モジモジ君のブログ。みたいな。

はてなダイアリーから引っ越してきました。

心に尊敬を

 朝からずっと、論文書いてる。いろいろ悩んだところがようやく形になってきた。書くだけ書いて、そこから削っていくのが、やはり大事ですね。どうしてもはずせなかった話を一つはずしたら、話の流れがずっとよくなった。
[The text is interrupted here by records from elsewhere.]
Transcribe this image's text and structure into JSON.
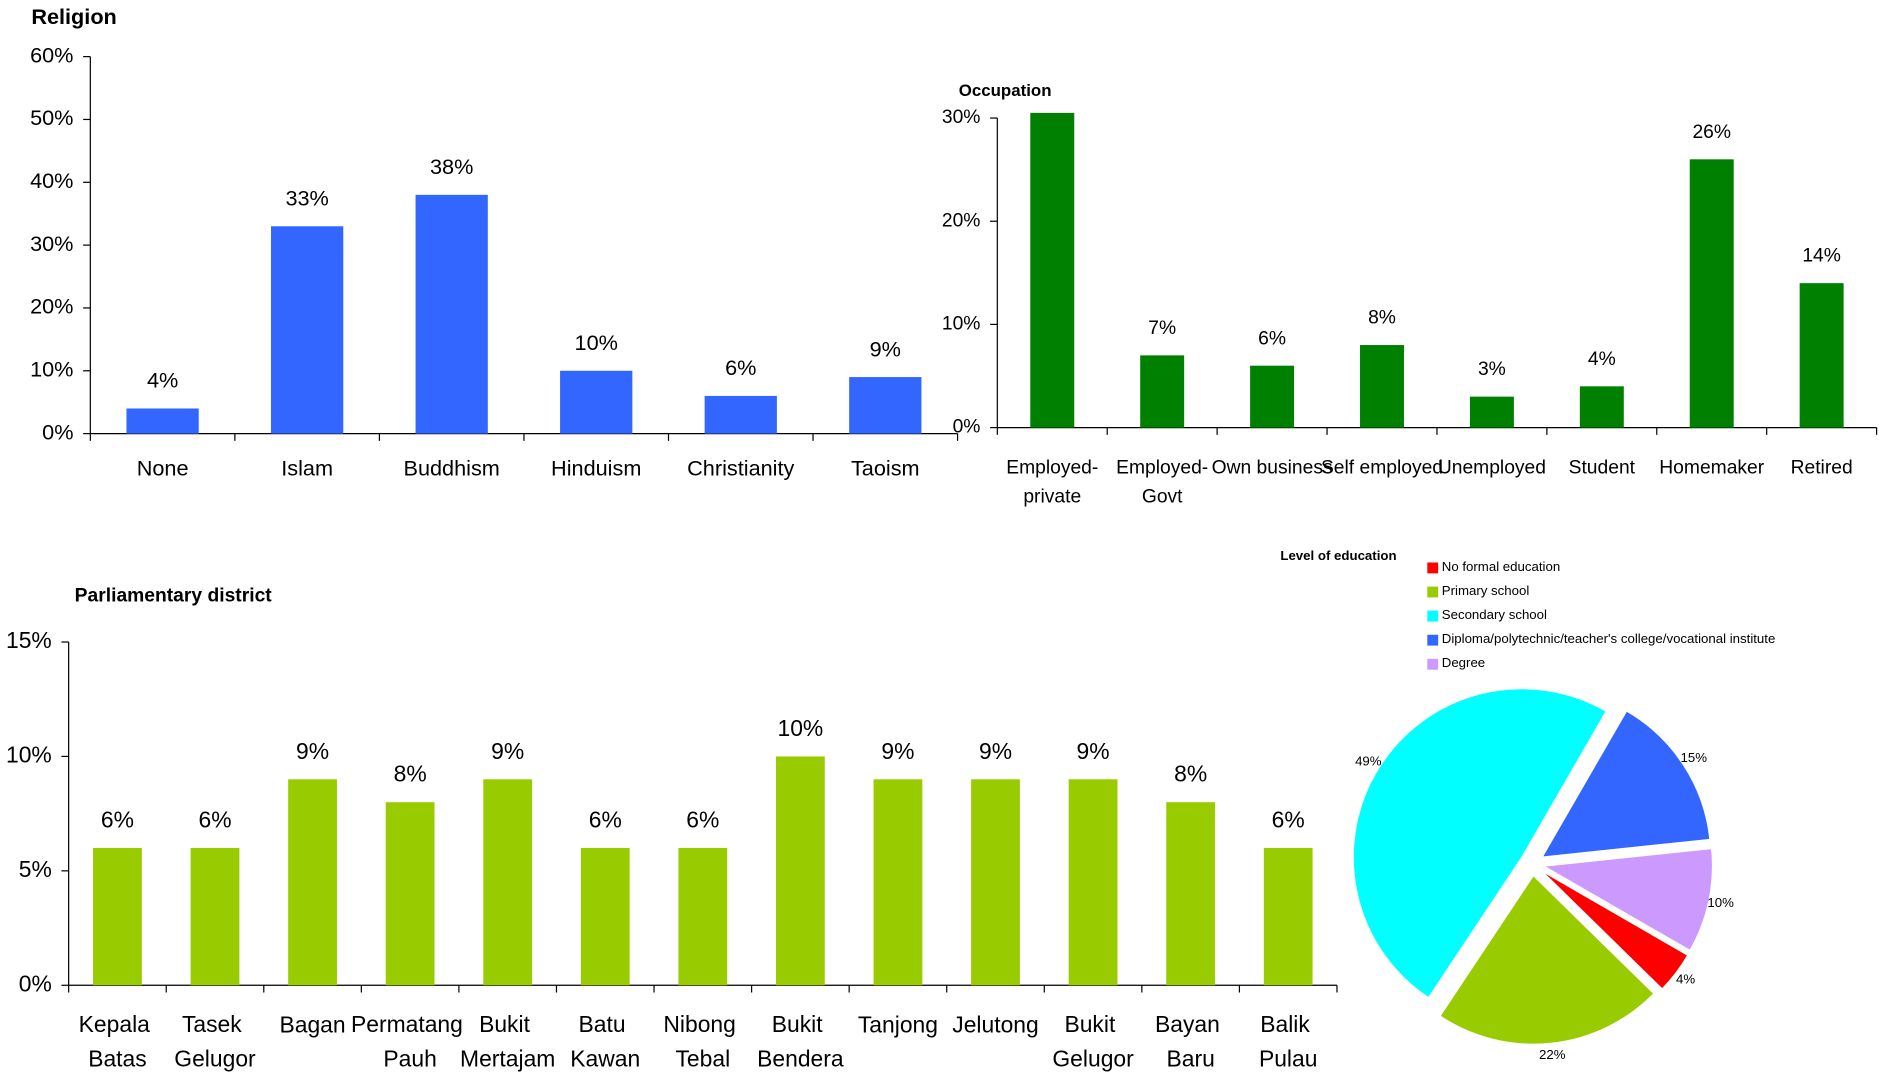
{
  "chart_data": [
    {
      "type": "bar",
      "title": "Religion",
      "categories": [
        "None",
        "Islam",
        "Buddhism",
        "Hinduism",
        "Christianity",
        "Taoism"
      ],
      "values": [
        4,
        33,
        38,
        10,
        6,
        9
      ],
      "value_labels": [
        "4%",
        "33%",
        "38%",
        "10%",
        "6%",
        "9%"
      ],
      "color": "#3366ff",
      "ylim": [
        0,
        60
      ],
      "yticks": [
        {
          "value": 0,
          "label": "0%"
        },
        {
          "value": 10,
          "label": "10%"
        },
        {
          "value": 20,
          "label": "20%"
        },
        {
          "value": 30,
          "label": "30%"
        },
        {
          "value": 40,
          "label": "40%"
        },
        {
          "value": 50,
          "label": "50%"
        },
        {
          "value": 60,
          "label": "60%"
        }
      ]
    },
    {
      "type": "bar",
      "title": "Occupation",
      "categories": [
        "Employed-private",
        "Employed-Govt",
        "Own business",
        "Self employed",
        "Unemployed",
        "Student",
        "Homemaker",
        "Retired"
      ],
      "values": [
        30.5,
        7,
        6,
        8,
        3,
        4,
        26,
        14
      ],
      "value_labels": [
        null,
        "7%",
        "6%",
        "8%",
        "3%",
        "4%",
        "26%",
        "14%"
      ],
      "color": "#008000",
      "ylim": [
        0,
        30
      ],
      "yticks": [
        {
          "value": 0,
          "label": "0%"
        },
        {
          "value": 10,
          "label": "10%"
        },
        {
          "value": 20,
          "label": "20%"
        },
        {
          "value": 30,
          "label": "30%"
        }
      ]
    },
    {
      "type": "bar",
      "title": "Parliamentary district",
      "categories": [
        "Kepala Batas",
        "Tasek Gelugor",
        "Bagan",
        "Permatang Pauh",
        "Bukit Mertajam",
        "Batu Kawan",
        "Nibong Tebal",
        "Bukit Bendera",
        "Tanjong",
        "Jelutong",
        "Bukit Gelugor",
        "Bayan Baru",
        "Balik Pulau"
      ],
      "values": [
        6,
        6,
        9,
        8,
        9,
        6,
        6,
        10,
        9,
        9,
        9,
        8,
        6
      ],
      "value_labels": [
        "6%",
        "6%",
        "9%",
        "8%",
        "9%",
        "6%",
        "6%",
        "10%",
        "9%",
        "9%",
        "9%",
        "8%",
        "6%"
      ],
      "color": "#99cc00",
      "wrap_labels": true,
      "ylim": [
        0,
        15
      ],
      "yticks": [
        {
          "value": 0,
          "label": "0%"
        },
        {
          "value": 5,
          "label": "5%"
        },
        {
          "value": 10,
          "label": "10%"
        },
        {
          "value": 15,
          "label": "15%"
        }
      ]
    },
    {
      "type": "pie",
      "title": "Level of education",
      "categories": [
        "No formal education",
        "Primary school",
        "Secondary school",
        "Diploma/polytechnic/teacher's college/vocational institute",
        "Degree"
      ],
      "values": [
        4,
        22,
        49,
        15,
        10
      ],
      "value_labels": [
        "4%",
        "22%",
        "49%",
        "15%",
        "10%"
      ],
      "colors": [
        "#ff0000",
        "#99cc00",
        "#00ffff",
        "#3366ff",
        "#cc99ff"
      ]
    }
  ]
}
 買売春に関する議論をいろいろ読みながら、どうしても感情的になる自分をうまくやり過ごしつつ、いかに文献に付き合うかってのがなかなか大変だ。といっても、自分に近い否定的な議論の多くには抵抗するのは割り合い簡単。自分としても、否定論の議論の中に納得いかないものを感じるからこそ、わざわざ自分で書こうと思ったわけだし。大変なのは、自分にとって不愉快な論者の書いたものに接するとき。たとえば松沢呉一とか宮台真司の議論には、どうしても一つ欠けている(そして欠かしてはならない)パーツがあると僕には思えていて、この論文もそれを埋めるための作業そのものだったりする。それでも僕の中の不愉快な気分をうまく飼いならすのには骨が折れる。しかし、そういう安っぽい怒りは、次のような(元)セックスワーカー本人の言葉を読むときに冷や水をぶっかけられたようになる。

だからこそ私は、この場を借りて、私を「セックスワーク賛成派」か「反対派」という枠組みで二分したがる「第三者」に言いたい。これ以上、マイノリティーであるセックスワーカーを分断し、やっとの思いで紡ごうとしている連帯を妨害するのはやめてほしい。
鈴木水南子買売春の是非論「拘泥」現象」(『女たちの21世紀 No.16』))

 当事者の助けになるようなことを書けるのでなければ、第三者がわざわざ他所からやってきてアレコレ書くことは、意味がないだけでなく有害だ。書けるかどうかはわからなくても、少なくともそういうものを意図しなければならない。僕が宮台の発言にいちいちカチンと来るとか、そういうレベルで扱ってよい話ではないのだ。そういうことに毎回気づかされる。この程度の当たり前のことすら、セックスワーカー当事者に語らしめなければ気づき得ない。そのことにも忸怩たるものを感じなければならない。二重に罪深い*1

 いろいろ読んだけど、セックスワーカー本人の話は、取材して書かれたものであれ、本人の直接の手記であれ、胸を衝くようなものがたくさんある。浅野千恵さんが取材を通じて知り合った多くのセックスワーカーたちに惹かれるものを感じたりしたそうだけど*2、そういうのもちょっと分かる気がする。そういうものを見ながら、自分としての筋を通した議論を作りたいと思いながら書いてる。

*1:そうは言っても、たとえば宮台氏によるバクシーシ山下の礼賛については、激しい怒りを、それでもそれでも禁じえない。松沢氏は尊敬できるフィールド・ワーカーの面もあったりはするのだけれど、それでもためにする議論、あらかじめ決められたポジションから離れない発言が多いように思う。というのは、彼は性の商品化に賛成でさえあればほとんど批判をしない。おそらく今はそういう時期でない、と考えているのかもしれないが、第三者あるいは買う側の人間の関わり方としてはいかがなものだろうか、とやはり思う。

*2:浅野千恵セックスワーカーを搾取しないフェミニズムであるために」、『セクシュアリティをめぐって (シリーズ「女性と心理」)』所収。